Le Canada imposera, à compter du 8 septembre, des droits de douane de rétorsion de 15 à 50 % sur des importations américaines d'une valeur de 27,6 milliards de dollars.
"Aujourd'hui, j'annonce que le Canada appliquera des droits de douane équivalents à ceux des États-Unis, dollar pour dollar et taux pour taux", a déclaré mardi le ministre canadien des Finances, François-Philippe Champagne, lors d'une conférence de presse tenue dans la capitale Ottawa, en présence notamment de la ministre de l'Industrie, Mélanie Joly, et de la ministre de l'Emploi et de la Famille, Patty Hajdu.
Ces mesures concerneront quelque 700 produits et visent à répondre aux nouveaux droits de douane américains imposés sur les produits canadiens.

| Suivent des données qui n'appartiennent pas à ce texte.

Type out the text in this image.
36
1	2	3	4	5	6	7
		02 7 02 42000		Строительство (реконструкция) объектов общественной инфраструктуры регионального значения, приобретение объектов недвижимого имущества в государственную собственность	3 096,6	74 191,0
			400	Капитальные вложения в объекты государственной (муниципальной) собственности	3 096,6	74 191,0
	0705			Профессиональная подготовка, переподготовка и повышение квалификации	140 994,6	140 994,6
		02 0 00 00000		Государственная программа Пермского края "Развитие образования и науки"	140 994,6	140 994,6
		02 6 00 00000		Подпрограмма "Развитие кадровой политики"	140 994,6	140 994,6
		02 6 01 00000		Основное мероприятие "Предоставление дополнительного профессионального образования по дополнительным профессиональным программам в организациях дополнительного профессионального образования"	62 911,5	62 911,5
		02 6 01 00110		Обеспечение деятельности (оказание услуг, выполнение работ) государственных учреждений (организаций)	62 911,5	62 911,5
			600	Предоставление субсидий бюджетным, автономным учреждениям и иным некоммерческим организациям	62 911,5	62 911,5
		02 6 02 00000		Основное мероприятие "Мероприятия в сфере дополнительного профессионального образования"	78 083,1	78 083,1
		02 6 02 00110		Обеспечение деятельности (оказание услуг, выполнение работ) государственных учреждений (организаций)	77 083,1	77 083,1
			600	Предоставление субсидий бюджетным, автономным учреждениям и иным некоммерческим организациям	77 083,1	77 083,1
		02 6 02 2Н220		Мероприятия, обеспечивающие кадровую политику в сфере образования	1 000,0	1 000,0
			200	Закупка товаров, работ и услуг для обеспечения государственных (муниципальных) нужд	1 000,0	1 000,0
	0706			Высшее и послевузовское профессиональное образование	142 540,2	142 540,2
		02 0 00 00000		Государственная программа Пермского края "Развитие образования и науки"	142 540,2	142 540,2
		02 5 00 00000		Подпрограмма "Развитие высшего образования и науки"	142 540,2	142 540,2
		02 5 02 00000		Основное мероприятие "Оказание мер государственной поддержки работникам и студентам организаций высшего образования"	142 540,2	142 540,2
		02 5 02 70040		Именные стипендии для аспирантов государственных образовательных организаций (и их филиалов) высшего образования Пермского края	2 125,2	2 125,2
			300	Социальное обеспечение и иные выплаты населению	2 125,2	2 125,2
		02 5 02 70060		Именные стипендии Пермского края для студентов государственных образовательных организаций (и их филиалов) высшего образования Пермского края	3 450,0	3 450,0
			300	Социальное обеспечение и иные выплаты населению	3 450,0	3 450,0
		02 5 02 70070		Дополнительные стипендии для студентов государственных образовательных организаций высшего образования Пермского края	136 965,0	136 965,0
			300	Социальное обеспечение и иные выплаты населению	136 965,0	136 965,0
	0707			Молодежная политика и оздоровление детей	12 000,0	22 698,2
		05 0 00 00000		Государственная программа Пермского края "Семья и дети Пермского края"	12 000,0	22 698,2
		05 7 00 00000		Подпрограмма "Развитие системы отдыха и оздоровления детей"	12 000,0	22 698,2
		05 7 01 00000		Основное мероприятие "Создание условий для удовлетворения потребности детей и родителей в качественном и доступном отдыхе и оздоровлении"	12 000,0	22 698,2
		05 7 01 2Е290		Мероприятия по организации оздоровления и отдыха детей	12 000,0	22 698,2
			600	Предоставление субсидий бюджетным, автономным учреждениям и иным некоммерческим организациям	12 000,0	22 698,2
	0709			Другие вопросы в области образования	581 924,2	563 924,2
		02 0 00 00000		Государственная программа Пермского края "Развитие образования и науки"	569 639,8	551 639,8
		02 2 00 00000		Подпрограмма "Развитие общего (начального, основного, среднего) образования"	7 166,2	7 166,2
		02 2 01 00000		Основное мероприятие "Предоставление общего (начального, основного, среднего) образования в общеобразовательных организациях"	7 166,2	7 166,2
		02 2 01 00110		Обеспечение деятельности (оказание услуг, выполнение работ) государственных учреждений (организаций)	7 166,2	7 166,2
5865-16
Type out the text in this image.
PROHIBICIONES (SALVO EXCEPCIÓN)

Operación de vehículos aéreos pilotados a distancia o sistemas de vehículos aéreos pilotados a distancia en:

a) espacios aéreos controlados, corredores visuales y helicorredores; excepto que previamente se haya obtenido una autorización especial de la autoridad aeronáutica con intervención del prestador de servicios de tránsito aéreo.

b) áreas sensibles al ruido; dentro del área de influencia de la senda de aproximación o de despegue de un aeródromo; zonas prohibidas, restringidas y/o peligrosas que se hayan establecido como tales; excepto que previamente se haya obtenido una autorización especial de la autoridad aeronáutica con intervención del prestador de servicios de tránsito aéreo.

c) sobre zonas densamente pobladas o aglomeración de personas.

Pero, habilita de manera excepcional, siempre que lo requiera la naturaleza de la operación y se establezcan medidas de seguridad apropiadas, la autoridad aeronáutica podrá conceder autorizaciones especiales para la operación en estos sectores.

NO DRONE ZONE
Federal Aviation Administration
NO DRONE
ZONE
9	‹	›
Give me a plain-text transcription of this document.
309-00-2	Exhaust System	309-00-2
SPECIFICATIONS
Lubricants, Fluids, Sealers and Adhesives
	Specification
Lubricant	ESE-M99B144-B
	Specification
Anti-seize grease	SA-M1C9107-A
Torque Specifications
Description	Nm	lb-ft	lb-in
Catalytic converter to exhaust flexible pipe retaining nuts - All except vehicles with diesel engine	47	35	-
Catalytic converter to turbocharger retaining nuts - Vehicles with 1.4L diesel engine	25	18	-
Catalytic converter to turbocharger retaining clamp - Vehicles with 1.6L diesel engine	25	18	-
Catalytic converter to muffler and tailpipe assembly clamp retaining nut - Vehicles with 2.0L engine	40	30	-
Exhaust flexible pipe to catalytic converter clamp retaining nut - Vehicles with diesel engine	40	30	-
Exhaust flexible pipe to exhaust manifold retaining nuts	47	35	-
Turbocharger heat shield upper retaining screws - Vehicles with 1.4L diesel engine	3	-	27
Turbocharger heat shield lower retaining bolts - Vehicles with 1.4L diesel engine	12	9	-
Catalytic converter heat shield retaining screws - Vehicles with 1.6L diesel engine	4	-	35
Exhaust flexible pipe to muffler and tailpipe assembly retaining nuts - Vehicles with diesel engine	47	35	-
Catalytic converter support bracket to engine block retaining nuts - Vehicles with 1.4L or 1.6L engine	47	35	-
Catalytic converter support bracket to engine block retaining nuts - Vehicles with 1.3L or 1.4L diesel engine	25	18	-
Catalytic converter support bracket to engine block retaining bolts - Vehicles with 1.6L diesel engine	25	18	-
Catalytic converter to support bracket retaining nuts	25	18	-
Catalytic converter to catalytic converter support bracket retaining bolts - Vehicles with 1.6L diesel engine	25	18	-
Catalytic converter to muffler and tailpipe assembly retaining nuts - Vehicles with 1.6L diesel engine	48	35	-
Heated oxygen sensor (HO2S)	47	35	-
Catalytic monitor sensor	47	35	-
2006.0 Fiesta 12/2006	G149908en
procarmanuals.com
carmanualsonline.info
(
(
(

L'acier, l'aluminium, les meubles, les vêtements, les smartphones, les cosmétiques ainsi que certains produits alimentaires seront soumis à des droits de douane de 50 %, tandis que d'autres produits seront frappés de droits de 25 % ou de 15 %.
Le dispositif ne prévoit aucune mesure de rétorsion visant les produits énergétiques.
Après l'imposition par Washington de droits de douane de 50 % sur près de 20 milliards de dollars de produits canadiens, Ottawa a annoncé des mesures de rétorsion.
François-Philippe Champagne a déclaré que les mesures américaines auraient des conséquences pour les travailleurs, les entreprises et les collectivités canadiennes, soulignant que la réponse d'Ottawa était "proportionnée et ciblée".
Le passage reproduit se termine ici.